The New Taiwan dollar on Friday rose to its highest against the US dollar in more than four years on the back of more foreign fund inflows, dealers said, with the greenback shedding NT$0.132 to close at NT$29.430.
In addition to foreign fund inflows, the downward pressure on the US dollar also reflected the strength of other regional currencies and strong foreign institutional buying of local equities, they said.
Meanwhile, seasonal fund demand from local exporters as the Lunar New Year holiday approaches also boosted the NT dollar throughout the session, they added.
The US dollar closed at its lowest since Oct. 23, 2013, when the greenback ended at NT$29.425 against the NT dollar.
For the week, the US dollar fell NT$0.170, or 0.58 percent, against the NT dollar from a close of NT$29.600 on Jan. 12.
On Friday, the greenback opened at NT$29.550 and moved between NT$29.387 and NT$29.553 before the close. Turnover totaled US$1.193 billion during the trading session.
Soon after the local foreign exchange market opened, the US dollar faced strong selling as foreign investors moved funds into the region, with the US dollar index, which tracks the currencies of Washington’s six top trading partners, continuing to weaken, dealers said.
A weaker US dollar index gave foreign investors a larger appetite to take risks by parking their funds in non-greenback assets, such as the NT dollar, they said.
A strong showing by the local equity market on the back of massive foreign institutional buying gave an additional boost to the NT dollar, dealers said.
Foreign institutional investors bought a net NT$8.62 billion (US$292.9 million) of shares on the main board, sending the TAIEX up 0.72 percent at the end of the session on Friday, the Taiwan Stock Exchange said.
Fund demand from local exporters is expected to continue to push the US dollar down ahead of the Lunar New Year holiday, which is to start on Feb. 15, dealers said.
Elsewhere on Friday, the US dollar held steady above a three-year low versus a basket of currencies, marking a fifth week of falls and its longest losing streak since May 2015, as worries over a US government shutdown weighed.
On Thursday, the US House of Representatives passed a bill to fund government operations through Feb. 16 and avoid agency shutdowns from yesterday, when existing allocations expire.
However, the measure was not approved by the US Senate, despite 11th-hour negotiations between Republicans and Democrats on Friday.
Senate Minority Leader Chuck Schumer had earlier on Friday met with US President Donald Trump to find ways to avert a shutdown.
Schumer suggested some progress had been made, but they still had “a good number of disagreements.”
“At the start of the week, it was an outside risk.

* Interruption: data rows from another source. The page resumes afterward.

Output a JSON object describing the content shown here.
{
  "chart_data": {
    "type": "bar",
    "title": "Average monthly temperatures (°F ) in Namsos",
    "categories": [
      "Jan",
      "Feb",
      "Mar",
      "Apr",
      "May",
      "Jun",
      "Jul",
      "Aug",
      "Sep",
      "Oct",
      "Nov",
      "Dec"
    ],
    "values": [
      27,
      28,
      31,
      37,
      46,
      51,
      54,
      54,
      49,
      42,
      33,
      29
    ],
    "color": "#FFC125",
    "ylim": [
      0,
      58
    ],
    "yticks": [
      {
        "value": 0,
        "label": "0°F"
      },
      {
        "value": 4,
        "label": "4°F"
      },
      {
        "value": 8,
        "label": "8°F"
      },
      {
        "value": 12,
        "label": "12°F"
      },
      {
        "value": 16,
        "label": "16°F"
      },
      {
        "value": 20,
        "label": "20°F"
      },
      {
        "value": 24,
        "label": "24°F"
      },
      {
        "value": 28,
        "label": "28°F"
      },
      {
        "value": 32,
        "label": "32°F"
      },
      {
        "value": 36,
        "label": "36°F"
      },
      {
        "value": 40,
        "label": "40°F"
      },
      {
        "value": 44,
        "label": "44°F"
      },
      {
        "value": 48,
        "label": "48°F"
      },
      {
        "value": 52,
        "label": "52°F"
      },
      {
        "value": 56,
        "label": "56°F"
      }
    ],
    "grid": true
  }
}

Now it’s a real risk,” Credit Agricole New York-based currency strategist Vassili Serebriakov said of a government shutdown.

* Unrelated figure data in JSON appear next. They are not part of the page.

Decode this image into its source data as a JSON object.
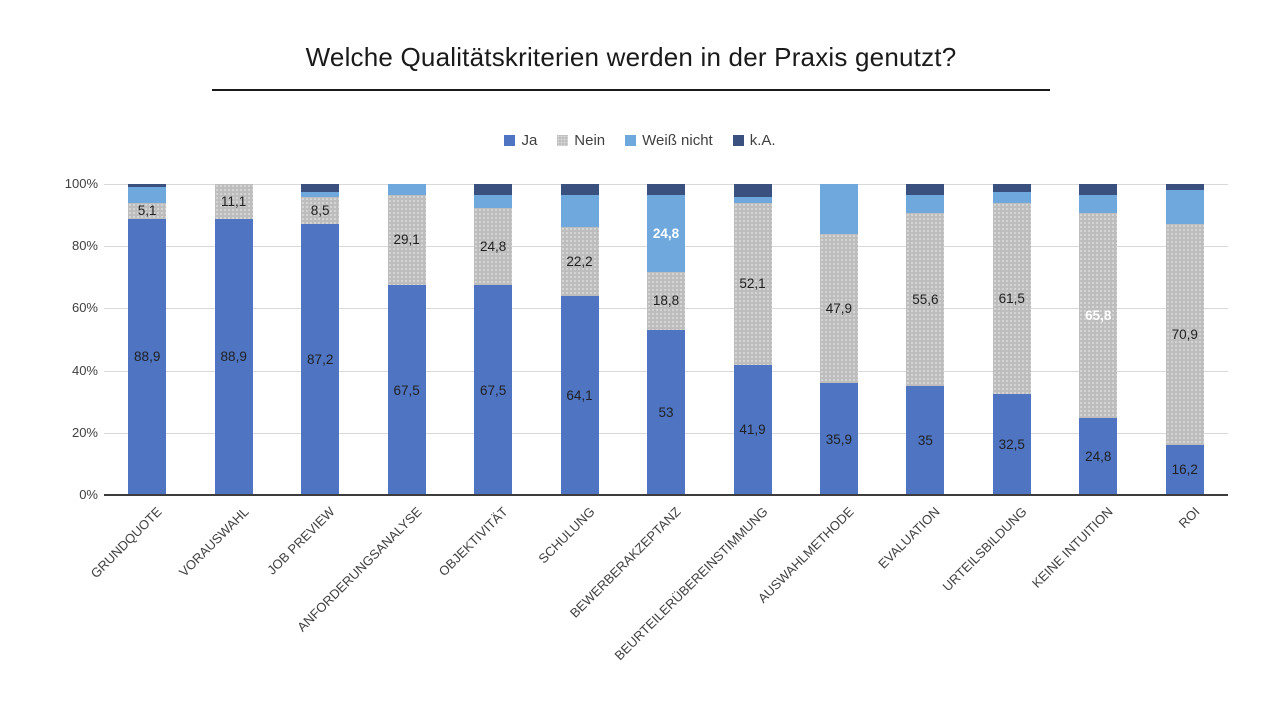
{
  "page": {
    "background": "#ffffff"
  },
  "chart_data": {
    "type": "bar",
    "variant": "stacked-100-percent-column",
    "title": "Welche Qualitätskriterien werden in der Praxis genutzt?",
    "legend": {
      "position": "top",
      "entries": [
        "Ja",
        "Nein",
        "Weiß nicht",
        "k.A."
      ]
    },
    "y_axis": {
      "ticks": [
        "0%",
        "20%",
        "40%",
        "60%",
        "80%",
        "100%"
      ],
      "range": [
        0,
        100
      ],
      "grid": true
    },
    "categories": [
      "GRUNDQUOTE",
      "VORAUSWAHL",
      "JOB PREVIEW",
      "ANFORDERUNGSANALYSE",
      "OBJEKTIVITÄT",
      "SCHULUNG",
      "BEWERBERAKZEPTANZ",
      "BEURTEILERÜBEREINSTIMMUNG",
      "AUSWAHLMETHODE",
      "EVALUATION",
      "URTEILSBILDUNG",
      "KEINE INTUITION",
      "ROI"
    ],
    "series": [
      {
        "name": "Ja",
        "color": "#4F75C2",
        "values": [
          88.9,
          88.9,
          87.2,
          67.5,
          67.5,
          64.1,
          53,
          41.9,
          35.9,
          35,
          32.5,
          24.8,
          16.2
        ],
        "labels": [
          "88,9",
          "88,9",
          "87,2",
          "67,5",
          "67,5",
          "64,1",
          "53",
          "41,9",
          "35,9",
          "35",
          "32,5",
          "24,8",
          "16,2"
        ],
        "white_label_at": []
      },
      {
        "name": "Nein",
        "color": "#BDBDBD",
        "textured": true,
        "values": [
          5.1,
          11.1,
          8.5,
          29.1,
          24.8,
          22.2,
          18.8,
          52.1,
          47.9,
          55.6,
          61.5,
          65.8,
          70.9
        ],
        "labels": [
          "5,1",
          "11,1",
          "8,5",
          "29,1",
          "24,8",
          "22,2",
          "18,8",
          "52,1",
          "47,9",
          "55,6",
          "61,5",
          "65,8",
          "70,9"
        ],
        "white_label_at": [
          11
        ]
      },
      {
        "name": "Weiß nicht",
        "color": "#6FA8DC",
        "values": [
          5.1,
          0,
          1.7,
          3.4,
          4.3,
          10.3,
          24.8,
          1.7,
          16.2,
          6.0,
          3.4,
          6.0,
          11.1
        ],
        "labels": [
          "",
          "",
          "",
          "",
          "",
          "",
          "24,8",
          "",
          "",
          "",
          "",
          "",
          ""
        ],
        "white_label_at": [
          6
        ]
      },
      {
        "name": "k.A.",
        "color": "#3A5180",
        "values": [
          0.9,
          0,
          2.6,
          0,
          3.4,
          3.4,
          3.4,
          4.3,
          0,
          3.4,
          2.6,
          3.4,
          1.7
        ],
        "labels": [
          "",
          "",
          "",
          "",
          "",
          "",
          "",
          "",
          "",
          "",
          "",
          "",
          ""
        ],
        "white_label_at": []
      }
    ],
    "colors": {
      "grid": "#d9d9d9",
      "axis_line": "#3c3c3c",
      "axis_text": "#404040",
      "data_label": "#1f1f1f",
      "title_text": "#1a1a1a"
    }
  }
}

Even as the likelihood of a shutdown grew, the greenback managed to hold steady against a group of major currencies on a trade-weighted basis.
Some investors downplayed a possible shutdown, saying the market impact would be mild anyway.

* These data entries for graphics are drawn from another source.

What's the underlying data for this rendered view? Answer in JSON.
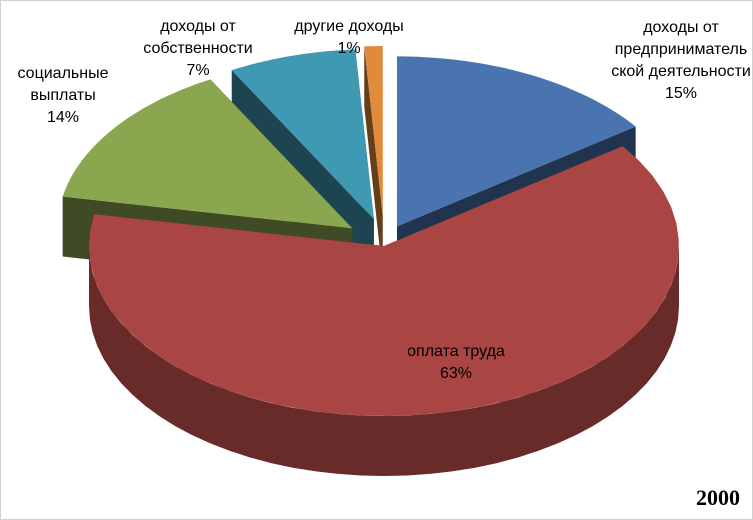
{
  "chart_data": {
    "type": "pie3d",
    "categories": [
      "доходы от предпринимательской деятельности",
      "оплата труда",
      "социальные выплаты",
      "доходы от собственности",
      "другие доходы"
    ],
    "values": [
      15,
      63,
      14,
      7,
      1
    ],
    "value_labels": [
      "15%",
      "63%",
      "14%",
      "7%",
      "1%"
    ],
    "colors": [
      "#4a74b0",
      "#a94543",
      "#8aa64f",
      "#3f99b3",
      "#e08a3a"
    ],
    "annotation": "2000"
  }
}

“It’s more a political event than an economic one,” said Alessio de Longis, portfolio manager for OppenheimerFunds Inc’s global multi-asset group. “We have been in this situation before.”
At 3:26pm in New York, the trade-weighted US dollar index was up 0.06 percent at 90.591.
Earlier this week it touched the lowest level since December 2014, with investors selling on the view that more central banks would join the US Federal Reserve in raising interest rates after years of ultra-loose policy adopted to combat the 2008 global financial crisis and subsequent recessions.
The euro was down 0.06 percent at US$1.2230, below a three-year high of US$1.2323 touched on Wednesday.
The common currency booked a fifth straight week of gains in advance of the European Central Bank’s meeting on Thursday next week.
The US dollar was down 0.41 percent at ￥110.64, with its rebound from Wednesday’s four-month low of ￥110.19 already fading even as the benchmark US 10-year yield rose to the highest level since Sept. 2014.
A slim reduction in the Bank of Japan’s (BOJ) bond purchases this month spurred speculation about a possible pullback in its policy, even though many market players think any move will be many months away.
“Markets are increasingly sensitive to the prospect of a less dovish BOJ, which is putting pressure on dollar/yen,” UBS Wealth Management analysts said in a note.
They added that they would be looking to the BOJ’s policy meeting next week to gain more clarity on its stance.
“For now, we do not think the BOJ has any urgency to shift its yield curve control regime,” they said.
Another factor behind the US dollar’s weakness has been global investors, including sovereign wealth funds and central banks, favoring other currencies.